I have to give the programmers some slack, however. This game was conceived back in the days of DOS, in all its HIMEM glory. Advanced AI scripting, or even the processing and memory requirements to handle such a concept, was still a long way off. After all, the game limits unit and building creation on the sheer basis of preventing lag—which, while playing on my original 486DX, was still very common.
But, speaking of technology, the game did make use of some fairly new additions to the old computer machine. Aside from extended memory, Dune II also uses the mouse, although you could choose not to if you didn’t have one.
This wasn’t even the best part, however, as the game has—get this—SOUND! Not the usual beeps and bloops of the computer speaker, but real, digitized voice samples as we would come to expect today. Being able to hear notifications is a lot easier than trying to read them when you’re in the middle of a battle. My favorite has to be the screaming enemies, though, especially when you run over infantry using a tank. This game really set the bar for things to come.
The music is great, too. The developers succeeded to some degree in attempting a concept that many games still have trouble with today. The developers implemented contextual music that changes when certain things are happening. For example, the music will start out calm, but will build up if an enemy is approaching, and change to battle music once they’re engaged, slowing backing down into calm music after they’re defeated. A pretty sweet idea, not to mention that it sounds good.

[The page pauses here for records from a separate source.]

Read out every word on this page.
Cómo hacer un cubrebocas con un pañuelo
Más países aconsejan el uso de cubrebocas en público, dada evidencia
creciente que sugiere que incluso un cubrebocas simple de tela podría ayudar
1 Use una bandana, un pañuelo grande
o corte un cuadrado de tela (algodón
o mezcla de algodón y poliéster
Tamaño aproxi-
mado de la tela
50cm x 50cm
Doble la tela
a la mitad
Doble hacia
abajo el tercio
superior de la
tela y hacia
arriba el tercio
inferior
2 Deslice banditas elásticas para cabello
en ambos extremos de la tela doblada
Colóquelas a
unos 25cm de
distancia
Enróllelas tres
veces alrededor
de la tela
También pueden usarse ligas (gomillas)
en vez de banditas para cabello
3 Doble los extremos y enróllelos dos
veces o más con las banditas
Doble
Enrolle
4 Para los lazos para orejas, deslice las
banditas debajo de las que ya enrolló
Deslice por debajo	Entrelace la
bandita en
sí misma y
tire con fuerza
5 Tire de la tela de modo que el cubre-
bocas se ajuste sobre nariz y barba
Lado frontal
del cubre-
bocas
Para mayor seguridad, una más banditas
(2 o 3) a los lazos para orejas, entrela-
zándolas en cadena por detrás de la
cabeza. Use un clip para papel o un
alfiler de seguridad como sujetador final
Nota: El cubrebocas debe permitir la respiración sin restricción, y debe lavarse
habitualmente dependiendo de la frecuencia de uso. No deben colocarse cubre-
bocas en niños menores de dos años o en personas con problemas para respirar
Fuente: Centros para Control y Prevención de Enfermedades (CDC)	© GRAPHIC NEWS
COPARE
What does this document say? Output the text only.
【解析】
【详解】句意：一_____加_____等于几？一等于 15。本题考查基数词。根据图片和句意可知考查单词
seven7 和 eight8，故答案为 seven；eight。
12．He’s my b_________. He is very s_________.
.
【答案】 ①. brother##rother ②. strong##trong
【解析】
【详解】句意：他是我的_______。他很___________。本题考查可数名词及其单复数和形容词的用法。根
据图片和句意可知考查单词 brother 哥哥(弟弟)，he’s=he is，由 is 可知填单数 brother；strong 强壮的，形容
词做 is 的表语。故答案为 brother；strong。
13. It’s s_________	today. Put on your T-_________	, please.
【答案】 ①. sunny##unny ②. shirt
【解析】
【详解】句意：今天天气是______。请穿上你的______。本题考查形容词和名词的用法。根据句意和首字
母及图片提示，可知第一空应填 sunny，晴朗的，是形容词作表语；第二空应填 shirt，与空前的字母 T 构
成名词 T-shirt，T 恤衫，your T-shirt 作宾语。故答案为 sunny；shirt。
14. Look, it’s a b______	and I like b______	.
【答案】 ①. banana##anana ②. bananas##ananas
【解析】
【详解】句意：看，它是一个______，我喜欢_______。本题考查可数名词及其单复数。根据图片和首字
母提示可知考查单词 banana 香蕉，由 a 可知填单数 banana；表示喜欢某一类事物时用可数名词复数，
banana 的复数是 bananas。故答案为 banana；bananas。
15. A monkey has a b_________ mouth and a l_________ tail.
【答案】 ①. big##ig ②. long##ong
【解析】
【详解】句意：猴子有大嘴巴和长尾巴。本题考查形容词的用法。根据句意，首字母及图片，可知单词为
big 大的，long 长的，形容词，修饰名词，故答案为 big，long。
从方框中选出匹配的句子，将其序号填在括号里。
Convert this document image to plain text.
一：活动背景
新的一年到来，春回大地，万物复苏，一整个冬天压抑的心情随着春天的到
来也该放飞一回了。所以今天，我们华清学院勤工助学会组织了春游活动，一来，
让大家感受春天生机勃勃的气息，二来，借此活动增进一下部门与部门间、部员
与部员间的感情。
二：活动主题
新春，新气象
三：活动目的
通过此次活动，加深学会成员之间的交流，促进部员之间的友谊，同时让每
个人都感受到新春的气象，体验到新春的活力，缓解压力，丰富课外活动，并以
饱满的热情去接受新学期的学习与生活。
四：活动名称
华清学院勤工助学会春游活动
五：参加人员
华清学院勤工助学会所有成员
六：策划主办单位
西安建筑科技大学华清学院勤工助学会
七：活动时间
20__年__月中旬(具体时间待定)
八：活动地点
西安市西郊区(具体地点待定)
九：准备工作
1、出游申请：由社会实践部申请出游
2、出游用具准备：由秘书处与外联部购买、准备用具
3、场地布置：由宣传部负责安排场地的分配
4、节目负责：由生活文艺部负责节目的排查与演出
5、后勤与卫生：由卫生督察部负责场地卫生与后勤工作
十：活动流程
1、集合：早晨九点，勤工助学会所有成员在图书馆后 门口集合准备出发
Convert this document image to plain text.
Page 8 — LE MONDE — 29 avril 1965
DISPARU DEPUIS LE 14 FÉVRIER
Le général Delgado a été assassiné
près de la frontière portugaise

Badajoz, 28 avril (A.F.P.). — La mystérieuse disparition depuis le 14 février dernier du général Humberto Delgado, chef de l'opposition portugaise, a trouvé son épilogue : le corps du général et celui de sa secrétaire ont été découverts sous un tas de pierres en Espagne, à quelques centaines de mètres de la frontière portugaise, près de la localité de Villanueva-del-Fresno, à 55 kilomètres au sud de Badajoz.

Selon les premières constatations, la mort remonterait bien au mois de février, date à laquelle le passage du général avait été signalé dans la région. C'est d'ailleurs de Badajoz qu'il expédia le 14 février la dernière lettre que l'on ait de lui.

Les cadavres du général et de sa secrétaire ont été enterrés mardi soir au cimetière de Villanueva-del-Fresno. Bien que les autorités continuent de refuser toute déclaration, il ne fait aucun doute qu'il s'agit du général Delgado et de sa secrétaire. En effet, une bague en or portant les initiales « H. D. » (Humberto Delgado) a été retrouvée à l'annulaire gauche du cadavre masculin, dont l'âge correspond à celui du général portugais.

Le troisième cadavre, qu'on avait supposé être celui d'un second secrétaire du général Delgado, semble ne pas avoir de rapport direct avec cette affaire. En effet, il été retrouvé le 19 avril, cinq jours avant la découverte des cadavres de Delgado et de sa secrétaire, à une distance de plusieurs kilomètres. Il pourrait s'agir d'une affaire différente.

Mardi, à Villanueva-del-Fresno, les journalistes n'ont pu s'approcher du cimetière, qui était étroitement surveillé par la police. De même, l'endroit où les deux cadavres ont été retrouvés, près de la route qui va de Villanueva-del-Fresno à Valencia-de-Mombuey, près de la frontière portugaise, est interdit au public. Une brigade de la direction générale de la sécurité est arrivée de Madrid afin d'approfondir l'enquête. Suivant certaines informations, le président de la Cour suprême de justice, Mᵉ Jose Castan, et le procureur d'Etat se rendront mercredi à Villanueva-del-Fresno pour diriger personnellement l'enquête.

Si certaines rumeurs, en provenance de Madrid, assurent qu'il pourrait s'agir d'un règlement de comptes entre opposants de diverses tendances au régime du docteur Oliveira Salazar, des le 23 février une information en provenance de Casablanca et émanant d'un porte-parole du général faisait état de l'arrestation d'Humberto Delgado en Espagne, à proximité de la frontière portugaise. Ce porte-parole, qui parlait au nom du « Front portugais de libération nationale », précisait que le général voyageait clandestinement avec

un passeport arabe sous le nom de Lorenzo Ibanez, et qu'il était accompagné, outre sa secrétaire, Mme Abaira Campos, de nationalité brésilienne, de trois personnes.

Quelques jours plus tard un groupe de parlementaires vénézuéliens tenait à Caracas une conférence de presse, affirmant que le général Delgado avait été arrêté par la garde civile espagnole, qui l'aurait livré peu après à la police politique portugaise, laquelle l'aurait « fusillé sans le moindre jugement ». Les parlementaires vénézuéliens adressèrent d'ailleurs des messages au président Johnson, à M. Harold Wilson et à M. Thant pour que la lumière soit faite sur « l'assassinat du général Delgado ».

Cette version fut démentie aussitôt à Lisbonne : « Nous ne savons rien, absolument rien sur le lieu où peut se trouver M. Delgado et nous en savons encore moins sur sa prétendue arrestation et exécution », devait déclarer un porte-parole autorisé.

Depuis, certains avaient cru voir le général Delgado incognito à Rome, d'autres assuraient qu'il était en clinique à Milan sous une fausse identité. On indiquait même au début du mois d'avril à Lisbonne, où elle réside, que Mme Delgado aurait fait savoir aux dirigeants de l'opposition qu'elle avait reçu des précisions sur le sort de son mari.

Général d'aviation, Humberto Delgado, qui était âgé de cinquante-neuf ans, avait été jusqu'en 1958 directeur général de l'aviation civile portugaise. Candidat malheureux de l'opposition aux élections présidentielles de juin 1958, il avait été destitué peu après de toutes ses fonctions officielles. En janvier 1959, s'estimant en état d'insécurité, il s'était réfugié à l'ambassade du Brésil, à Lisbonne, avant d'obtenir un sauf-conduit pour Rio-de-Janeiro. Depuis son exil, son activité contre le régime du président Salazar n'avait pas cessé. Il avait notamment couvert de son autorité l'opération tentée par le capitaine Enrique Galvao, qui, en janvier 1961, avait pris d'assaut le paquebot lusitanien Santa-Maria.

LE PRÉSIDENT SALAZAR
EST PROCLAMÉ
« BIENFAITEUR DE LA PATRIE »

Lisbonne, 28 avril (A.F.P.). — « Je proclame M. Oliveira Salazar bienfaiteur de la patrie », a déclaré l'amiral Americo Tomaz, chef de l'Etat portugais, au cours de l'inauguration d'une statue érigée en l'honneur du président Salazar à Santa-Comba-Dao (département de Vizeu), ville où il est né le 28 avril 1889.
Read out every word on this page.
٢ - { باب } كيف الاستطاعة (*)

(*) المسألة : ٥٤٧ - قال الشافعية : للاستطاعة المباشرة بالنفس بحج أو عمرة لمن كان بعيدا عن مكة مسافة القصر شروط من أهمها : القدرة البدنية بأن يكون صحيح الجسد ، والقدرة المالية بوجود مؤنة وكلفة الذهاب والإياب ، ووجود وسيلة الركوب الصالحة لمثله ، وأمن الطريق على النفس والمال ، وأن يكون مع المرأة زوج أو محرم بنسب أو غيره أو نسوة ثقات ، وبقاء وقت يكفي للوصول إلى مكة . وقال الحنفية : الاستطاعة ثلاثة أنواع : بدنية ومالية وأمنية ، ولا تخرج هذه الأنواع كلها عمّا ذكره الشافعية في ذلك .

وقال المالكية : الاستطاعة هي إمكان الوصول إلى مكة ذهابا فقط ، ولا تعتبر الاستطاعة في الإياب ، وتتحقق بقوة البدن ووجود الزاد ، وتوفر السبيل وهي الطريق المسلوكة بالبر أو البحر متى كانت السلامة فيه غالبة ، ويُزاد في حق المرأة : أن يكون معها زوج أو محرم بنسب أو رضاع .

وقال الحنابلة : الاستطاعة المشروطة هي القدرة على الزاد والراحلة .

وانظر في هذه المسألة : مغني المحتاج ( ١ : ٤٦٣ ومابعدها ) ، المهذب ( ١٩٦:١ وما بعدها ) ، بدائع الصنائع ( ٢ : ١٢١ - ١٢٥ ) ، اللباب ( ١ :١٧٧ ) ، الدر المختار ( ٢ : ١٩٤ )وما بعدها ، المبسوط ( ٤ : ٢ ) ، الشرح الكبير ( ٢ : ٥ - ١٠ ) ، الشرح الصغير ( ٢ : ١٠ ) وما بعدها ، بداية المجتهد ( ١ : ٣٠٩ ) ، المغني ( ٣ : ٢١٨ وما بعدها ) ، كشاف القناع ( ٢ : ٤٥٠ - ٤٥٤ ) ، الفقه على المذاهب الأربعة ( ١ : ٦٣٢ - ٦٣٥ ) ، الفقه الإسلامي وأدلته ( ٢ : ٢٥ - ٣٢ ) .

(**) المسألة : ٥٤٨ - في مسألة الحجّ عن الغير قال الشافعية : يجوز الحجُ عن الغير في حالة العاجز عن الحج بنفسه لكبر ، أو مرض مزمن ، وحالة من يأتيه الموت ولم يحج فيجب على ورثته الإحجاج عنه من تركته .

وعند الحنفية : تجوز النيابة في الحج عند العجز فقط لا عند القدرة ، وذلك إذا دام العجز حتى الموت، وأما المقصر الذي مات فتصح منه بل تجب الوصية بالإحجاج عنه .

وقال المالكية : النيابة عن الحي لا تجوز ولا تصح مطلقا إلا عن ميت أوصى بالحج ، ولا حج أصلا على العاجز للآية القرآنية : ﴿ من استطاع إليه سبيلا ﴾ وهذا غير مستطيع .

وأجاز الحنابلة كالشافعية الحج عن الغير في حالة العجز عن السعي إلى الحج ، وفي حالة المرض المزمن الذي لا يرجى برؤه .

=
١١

As for graphics, the main portion of the game is in your average pixilated DOS goodness, although there is some pretty nice artwork for the unit and building descriptions. The game also features cutscenes to the best extent that DOS could allow. Not bad, although I’ve seen other games from the same timeframe that have similar graphics.
The replay value was exceptional then and is even pretty fair by today’s standards. With three houses to play there is much fun to be had by playing them all. The first play through can be quite challenging; though, after playing the game as many times as I have, I can easily beat a house’s campaign in a day. But, the fact that I’ve played the game so many times, even to this day, and I can still have fun with it says something about the game’s replay value. Either that or nostalgia, if my review of 7th Saga said anything about continuing to play bad games.
Anyway, overall, the game is amazing for the period in which it came out. It used a lot of new technology, and the developers came up with some great ideas that have become expected from RTS games these days. Unless you’re a masochist, however, I wouldn’t suggest that most people play it now for the first time. Getting used to the archaic command method and limited AI can only bring pain to those raised on games like StarCraft and WarCraft 3. But, hey, some people are into that kind of thing.
Oddly, the concept of the Sandworm was revisisted in later RTS games in the form of neutral units that attacked anyone who moved close to them!